Dear, not-so-dear dear

August 21, 2017


Dear, not-so-dear dear

While the world seems to look up more than our love ever did, your departure left a permanent dent to my heart already punctured with wounds from the past. No, I have not been doing fine--least the walls I once surrounded myself in and slowly broke for you revealed the harsh reality of what love is. How it seems so easy to throw away a union that you made me believe will never cease or how it is effortless for you to just walk away just when I had the strength to fight for us both. No, I haven’t been fine. Since the walls I built when I was a little girl devastated over her parents’ separation and fear for commitment demolished mercilessly, I could only focus at the ground and look at the rubble.

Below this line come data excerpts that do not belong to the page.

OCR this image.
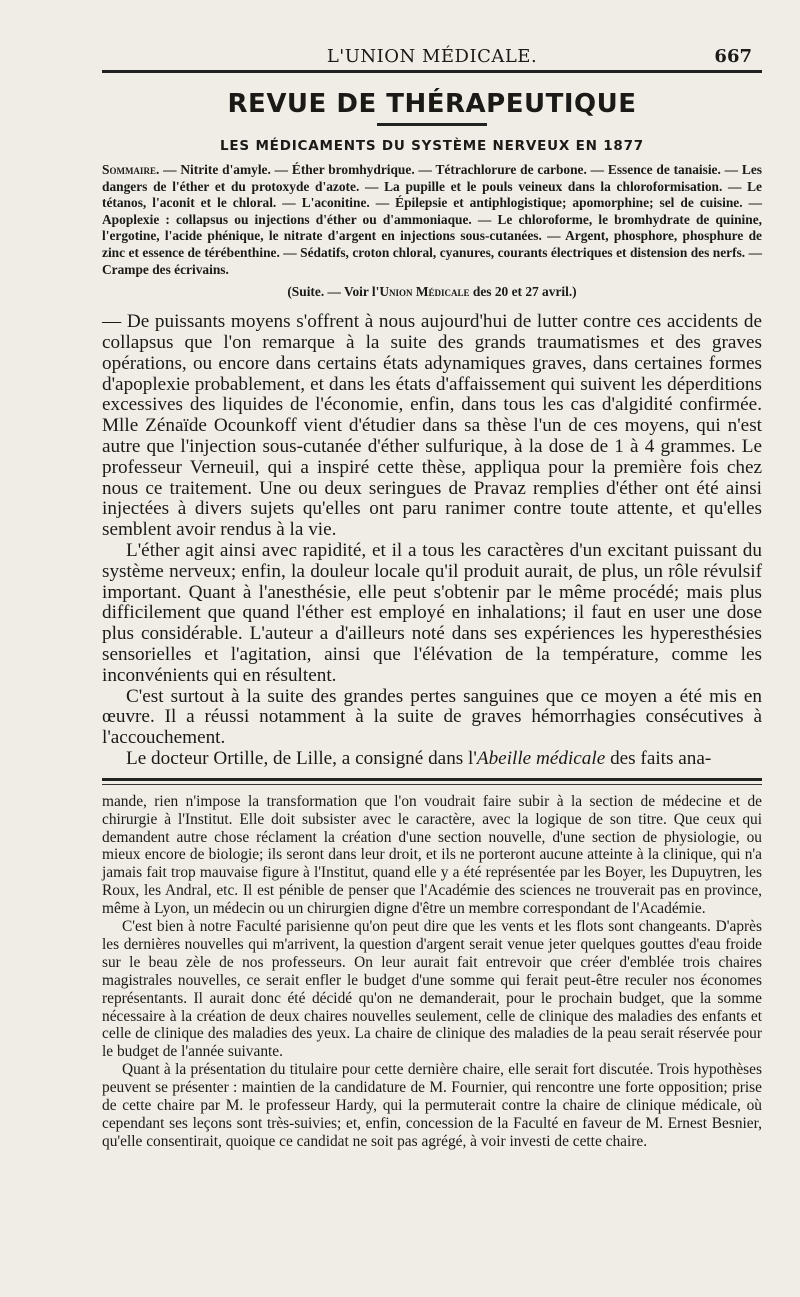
L'UNION MÉDICALE.	667
REVUE DE THÉRAPEUTIQUE
LES MÉDICAMENTS DU SYSTÈME NERVEUX EN 1877
Sommaire. — Nitrite d'amyle. — Éther bromhydrique. — Tétrachlorure de carbone. — Essence de tanaisie. — Les dangers de l'éther et du protoxyde d'azote. — La pupille et le pouls veineux dans la chloroformisation. — Le tétanos, l'aconit et le chloral. — L'aconitine. — Épilepsie et antiphlogistique; apomorphine; sel de cuisine. — Apoplexie : collapsus ou injections d'éther ou d'ammoniaque. — Le chloroforme, le bromhydrate de quinine, l'ergotine, l'acide phénique, le nitrate d'argent en injections sous-cutanées. — Argent, phosphore, phosphure de zinc et essence de térébenthine. — Sédatifs, croton chloral, cyanures, courants électriques et distension des nerfs. — Crampe des écrivains.
(Suite. — Voir l'Union Médicale des 20 et 27 avril.)

— De puissants moyens s'offrent à nous aujourd'hui de lutter contre ces accidents de collapsus que l'on remarque à la suite des grands traumatismes et des graves opérations, ou encore dans certains états adynamiques graves, dans certaines formes d'apoplexie probablement, et dans les états d'affaissement qui suivent les déperditions excessives des liquides de l'économie, enfin, dans tous les cas d'algidité confirmée. Mlle Zénaïde Ocounkoff vient d'étudier dans sa thèse l'un de ces moyens, qui n'est autre que l'injection sous-cutanée d'éther sulfurique, à la dose de 1 à 4 grammes. Le professeur Verneuil, qui a inspiré cette thèse, appliqua pour la première fois chez nous ce traitement. Une ou deux seringues de Pravaz remplies d'éther ont été ainsi injectées à divers sujets qu'elles ont paru ranimer contre toute attente, et qu'elles semblent avoir rendus à la vie.

L'éther agit ainsi avec rapidité, et il a tous les caractères d'un excitant puissant du système nerveux; enfin, la douleur locale qu'il produit aurait, de plus, un rôle révulsif important. Quant à l'anesthésie, elle peut s'obtenir par le même procédé; mais plus difficilement que quand l'éther est employé en inhalations; il faut en user une dose plus considérable. L'auteur a d'ailleurs noté dans ses expériences les hyperesthésies sensorielles et l'agitation, ainsi que l'élévation de la température, comme les inconvénients qui en résultent.

C'est surtout à la suite des grandes pertes sanguines que ce moyen a été mis en œuvre. Il a réussi notamment à la suite de graves hémorrhagies consécutives à l'accouchement.

Le docteur Ortille, de Lille, a consigné dans l'Abeille médicale des faits ana-

mande, rien n'impose la transformation que l'on voudrait faire subir à la section de médecine et de chirurgie à l'Institut. Elle doit subsister avec le caractère, avec la logique de son titre. Que ceux qui demandent autre chose réclament la création d'une section nouvelle, d'une section de physiologie, ou mieux encore de biologie; ils seront dans leur droit, et ils ne porteront aucune atteinte à la clinique, qui n'a jamais fait trop mauvaise figure à l'Institut, quand elle y a été représentée par les Boyer, les Dupuytren, les Roux, les Andral, etc. Il est pénible de penser que l'Académie des sciences ne trouverait pas en province, même à Lyon, un médecin ou un chirurgien digne d'être un membre correspondant de l'Académie.

C'est bien à notre Faculté parisienne qu'on peut dire que les vents et les flots sont changeants. D'après les dernières nouvelles qui m'arrivent, la question d'argent serait venue jeter quelques gouttes d'eau froide sur le beau zèle de nos professeurs. On leur aurait fait entrevoir que créer d'emblée trois chaires magistrales nouvelles, ce serait enfler le budget d'une somme qui ferait peut-être reculer nos économes représentants. Il aurait donc été décidé qu'on ne demanderait, pour le prochain budget, que la somme nécessaire à la création de deux chaires nouvelles seulement, celle de clinique des maladies des enfants et celle de clinique des maladies des yeux. La chaire de clinique des maladies de la peau serait réservée pour le budget de l'année suivante.

Quant à la présentation du titulaire pour cette dernière chaire, elle serait fort discutée. Trois hypothèses peuvent se présenter : maintien de la candidature de M. Fournier, qui rencontre une forte opposition; prise de cette chaire par M. le professeur Hardy, qui la permuterait contre la chaire de clinique médicale, où cependant ses leçons sont très-suivies; et, enfin, concession de la Faculté en faveur de M. Ernest Besnier, qu'elle consentirait, quoique ce candidat ne soit pas agrégé, à voir investi de cette chaire.
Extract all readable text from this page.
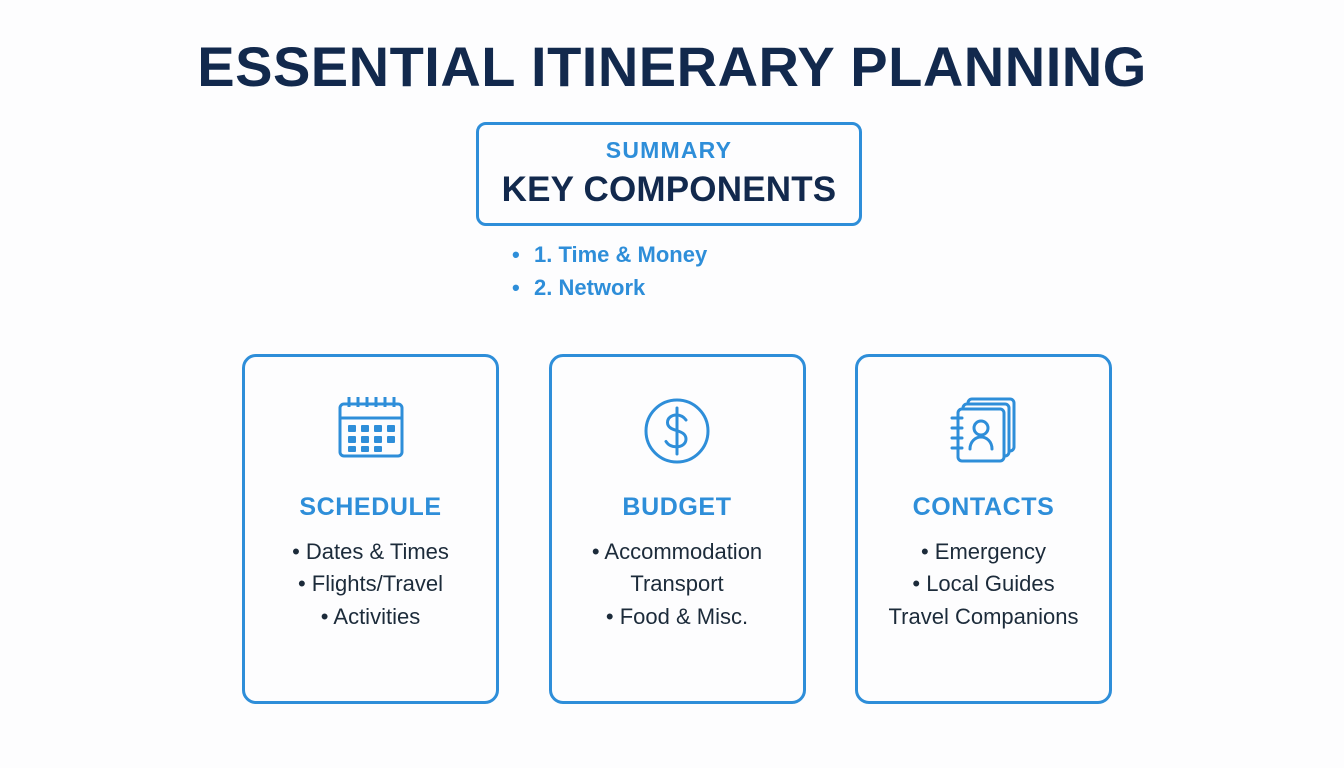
ESSENTIAL ITINERARY PLANNING
SUMMARY
KEY COMPONENTS
• 1. Time & Money
• 2. Network
SCHEDULE
• Dates & Times
• Flights/Travel
• Activities
BUDGET
• Accommodation
Transport
• Food & Misc.
CONTACTS
• Emergency
• Local Guides
Travel Companions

But it is because of the absence of all the brick & cement, fear and doubt that I finally looked at how stunning sunsets can be and how amazing it gives way for the stars to play. It made me realize how the sun will rise again, giving me a chance of another day and maybe—surely, another love. The walls are down and you are gone but that does not mean it isn’t for nothing. I always thought I was weak and would wither away but I realize I’m the one who loved you fiercely and indefinitely. I loved you at your worst. I guess the universe knew that someone out there would handle it better and that wouldn’t be you.

No, I’m not fine. I don’t get your good morning texts anymore but at least I’m greeted by the ray of sunshine assuring me that my day will be great if I allow it to. No, you don’t message me goodnight but I’ll have the cool wind and moon’s glow look after me. These are the very things I haven’t felt when my walls once stood up. These are the very things I feel now you left. So yes, I may not have you here with me, but I got the back of the universe assuring me that everything will definitely turn out fine.

Unsigned but signing off.

(Note: I wrote this and performed it in class. I want to thank my professor who gave me this challenge to write a "thank you" letter to a person who broke my heart. Went against what he expected since I decided to put some emotion. LOL!)